Este artigo não tem a pretensão de esgotar o assunto, tampouco conferir-lhe contornos doutrinários. Busca apenas oferecer modesta contribuição no sentido de oportunizar aos operadores do Direito conhecimento mais estratificado sobre a mesorregião Oeste do Estado da Bahia, por meio de breve relato histórico e enfoques jurídicos pontuais.

Este desiderato tem por escopo retirar da obliquidade assunto que exsurge daquela região como interesse local para refletir-se no campo do interesse nacional, na medida em que o Oeste da Bahia desponta como uma das mais prósperas e produtivas regiões agrícolas do país.

Tal situação acaba por atrair não só os benefícios do desenvolvimento, mas também os seus perigos, que se materializam, principalmente, na figura dos grileiros de terras, que se utilizam de métodos inescrupulosos para alcançarem sua pretensão, causando instabilidade social e enorme insegurança jurídica.

Destarte, na certeza de que a informação e o conhecimento corretos ainda são os caminhos seguros para alcançar o equilíbrio social, a justiça e a verdadeira democracia, lançamos nossa pequena contribuição na esperança de fortalecer a voz no coro dos bons.

2. Início da colonização brasileira

O território brasileiro como hoje o conhecemos passou por uma série de transformações desde o período colonial até o momento hodierno.
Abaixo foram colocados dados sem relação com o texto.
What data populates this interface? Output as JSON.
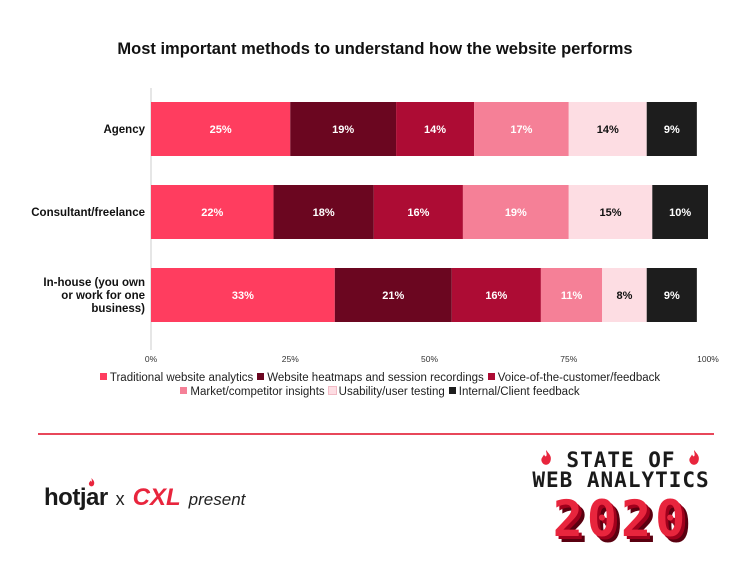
{
  "chart_data": {
    "type": "bar",
    "orientation": "horizontal",
    "stacked": true,
    "title": "Most important methods to understand how the website performs",
    "categories": [
      "Agency",
      "Consultant/freelance",
      "In-house (you own or work for one business)"
    ],
    "category_lines": [
      [
        "Agency"
      ],
      [
        "Consultant/freelance"
      ],
      [
        "In-house (you own",
        "or work for one",
        "business)"
      ]
    ],
    "series": [
      {
        "name": "Traditional website analytics",
        "color": "#ff3d5f",
        "values": [
          25,
          22,
          33
        ]
      },
      {
        "name": "Website heatmaps and session recordings",
        "color": "#6b0620",
        "values": [
          19,
          18,
          21
        ]
      },
      {
        "name": "Voice-of-the-customer/feedback",
        "color": "#ad0c34",
        "values": [
          14,
          16,
          16
        ]
      },
      {
        "name": "Market/competitor insights",
        "color": "#f58097",
        "values": [
          17,
          19,
          11
        ]
      },
      {
        "name": "Usability/user testing",
        "color": "#fddde3",
        "values": [
          14,
          15,
          8
        ]
      },
      {
        "name": "Internal/Client feedback",
        "color": "#1d1d1d",
        "values": [
          9,
          10,
          9
        ]
      }
    ],
    "label_colors": [
      "#ffffff",
      "#ffffff",
      "#ffffff",
      "#ffffff",
      "#111111",
      "#ffffff"
    ],
    "xlim": [
      0,
      100
    ],
    "x_ticks": [
      "0%",
      "25%",
      "50%",
      "75%",
      "100%"
    ],
    "legend_position": "bottom",
    "grid": false
  },
  "footer": {
    "hotjar": "hotjar",
    "times": "x",
    "cxl": "CXL",
    "present": "present"
  },
  "logo": {
    "line1": "STATE OF",
    "line2": "WEB ANALYTICS",
    "year": "2020"
  }
}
Sua estrutura inicial baseou-se nas Capitanias Hereditárias e Sesmarias, responsáveis por alicerçar todo o arcabouço territorial nacional. Entendamos.
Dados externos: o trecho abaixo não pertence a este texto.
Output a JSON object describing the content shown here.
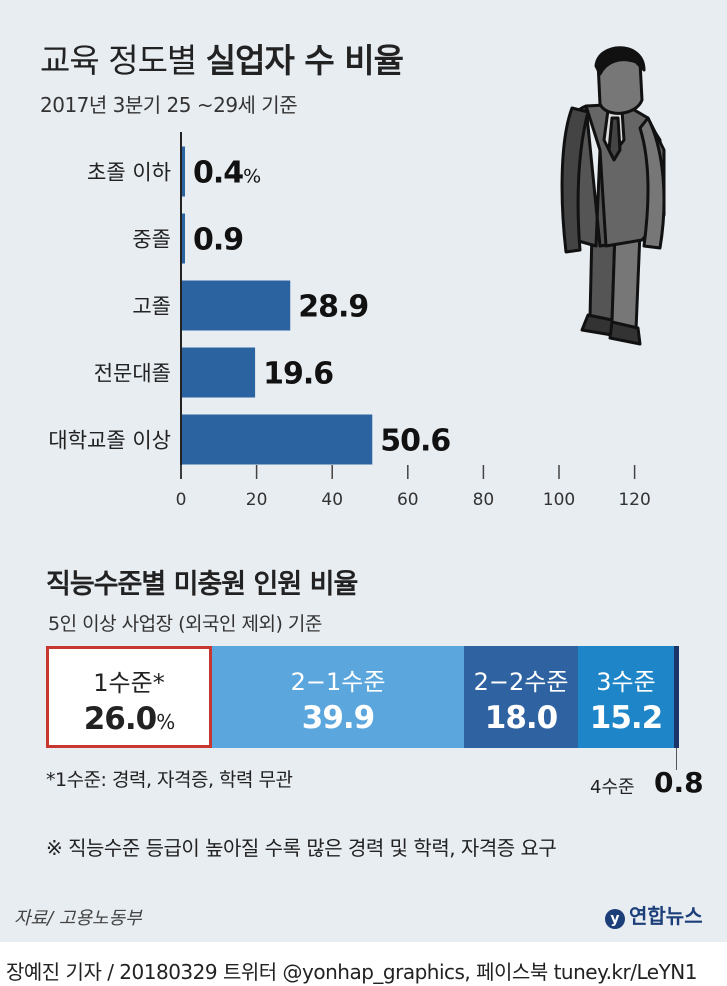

2.1 Capitanias Hereditárias

As Capitanias Hereditárias se traduzem como o sistema administrativo implementado na década de 1530 pelos portugueses em sua colônia na América, com o intuito de organizar a ocupação territorial e consequente colonização, com base na experiência anteriormente realizada na Ilha da Madeira, em Cabo Verde e no Arquipélago dos Açores. Essencialmente, eram constituídas por faixas de terra que se estendiam da costa marítima para o interior até o limite da linha divisória instituída pelo Tratado de Tordesilhas, cuja posse era transmitida de forma hereditária.

Escolhido dentre os integrantes da baixa nobreza, o donatário, nome conferido aos beneficiários das Capitanias Hereditárias, tinha a obrigação de administrar, povoar, desenvolver e dar proteção ao seu território, sem qualquer tipo de auxílio financeiro proveniente da Coroa Portuguesa.
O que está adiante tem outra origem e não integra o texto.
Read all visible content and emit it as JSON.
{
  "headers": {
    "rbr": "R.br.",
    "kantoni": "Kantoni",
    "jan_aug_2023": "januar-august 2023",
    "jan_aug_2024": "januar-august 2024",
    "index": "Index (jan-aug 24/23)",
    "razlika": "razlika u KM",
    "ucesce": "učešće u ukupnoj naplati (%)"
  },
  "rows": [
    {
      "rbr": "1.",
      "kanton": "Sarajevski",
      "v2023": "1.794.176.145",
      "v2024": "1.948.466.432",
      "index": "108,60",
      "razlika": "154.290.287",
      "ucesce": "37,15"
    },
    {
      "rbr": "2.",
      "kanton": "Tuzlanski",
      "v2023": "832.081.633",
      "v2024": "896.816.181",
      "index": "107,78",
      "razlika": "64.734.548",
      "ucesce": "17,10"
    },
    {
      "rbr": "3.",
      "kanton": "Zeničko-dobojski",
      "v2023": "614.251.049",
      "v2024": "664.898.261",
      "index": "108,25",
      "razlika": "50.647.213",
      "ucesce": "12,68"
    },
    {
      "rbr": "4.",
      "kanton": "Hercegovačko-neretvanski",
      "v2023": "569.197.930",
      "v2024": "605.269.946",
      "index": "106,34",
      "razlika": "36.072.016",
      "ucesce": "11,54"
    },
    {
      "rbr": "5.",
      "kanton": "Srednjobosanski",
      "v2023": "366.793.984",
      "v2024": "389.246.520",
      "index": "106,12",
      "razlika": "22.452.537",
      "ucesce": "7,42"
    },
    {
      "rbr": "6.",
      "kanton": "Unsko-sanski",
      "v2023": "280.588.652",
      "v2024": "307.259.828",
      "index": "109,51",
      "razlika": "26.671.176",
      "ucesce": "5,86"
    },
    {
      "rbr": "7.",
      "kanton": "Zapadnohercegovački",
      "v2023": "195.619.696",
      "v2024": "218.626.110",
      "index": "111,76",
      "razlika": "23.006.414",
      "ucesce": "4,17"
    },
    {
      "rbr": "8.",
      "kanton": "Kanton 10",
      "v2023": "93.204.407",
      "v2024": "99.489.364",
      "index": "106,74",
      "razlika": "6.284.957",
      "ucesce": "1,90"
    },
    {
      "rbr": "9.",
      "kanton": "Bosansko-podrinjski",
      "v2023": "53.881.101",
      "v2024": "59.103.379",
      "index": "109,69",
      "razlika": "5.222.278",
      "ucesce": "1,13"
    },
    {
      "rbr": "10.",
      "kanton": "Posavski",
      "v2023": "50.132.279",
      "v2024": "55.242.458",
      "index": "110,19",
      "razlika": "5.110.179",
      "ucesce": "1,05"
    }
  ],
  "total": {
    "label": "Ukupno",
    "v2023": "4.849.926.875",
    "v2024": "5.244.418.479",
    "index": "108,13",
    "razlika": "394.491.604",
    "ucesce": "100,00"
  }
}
Os donatários detinham a autoridade máxima da Capitania, cujo controle estruturava-se juridicamente em dois títulos: Carta Foral e Carta de Doação, que, dentre outras coisas, conferiam-lhe a posse da terra, o direito de cobrar tributos e também o direito de doar glebas de terras virgens, as chamadas Sesmarias.

2.2 Sesmarias

Do ponto de vista jurídico, a Lei das Sesmarias estabeleceu o marco legal da criação deste sistema, cujo objetivo primordial era incentivar o desenvolvimento agrícola. Aquela norma estatuída previa que o dono de terra que dela não se utilizasse fazendo-a produtiva
teria sua gleba repassada a outro proprietário que tivesse o real interesse em desenvolver o seu cultivo.

Interessante enfatizar que, naquela época, o direito de propriedade sobre as Sesmarias era materializado por meio de registros públicos junto às paróquias locais. Isto se dava em face de terem elas um caráter oficial adstrito ao Estado, sendo responsáveis não só pela lavratura dos registros de terras, mas também das certidões de nascimento, casamento, dentre outras.

Entretanto, assim como no caso dos donatários, os sesmeiros também tinham a obrigação de tornar suas terras produtivas. Ocorre que, em face da impossibilidade de cumprir esta imposição legal, vários deles passaram a entregar, sob locação, parte de suas terras a outros agricultores, prática ilícita no sistema de Sesmarias e que fomentou o nascimento da figura do posseiro.

Observe-se que o sistema jurídico brasileiro albergava a figura da Enfiteuse, que no campo do direito real se traduzia na possibilidade do proprietário fracionar o seu domínio em dois, o eminente e o útil, sendo este último cedido ao chamado enfiteuta sob a égide de condições específicas. No entanto, com a revogação do Códex pelo novel Código Civil, a Enfiteuse ficou proibida de constituir-se, nos termos do art. 2.038 do diploma legal mencionado.

Registre-se que a diferença pontual entre a Sesmaria e a Enfiteuse estava no fato de que a primeira reclamava o cultivo da terra por período específico, enquanto a segunda reclamava o pagamento de um determinado valor chamado foro.

À vista disso, em face das incontáveis ilegalidades perpetradas, em 1822 as concessões de Sesmarias foram suspensas. Por conseguinte, beneficiaram-se os posseiros, que passaram a ser os únicos proprietários que possuíam escritura de propriedade registrada em cartório.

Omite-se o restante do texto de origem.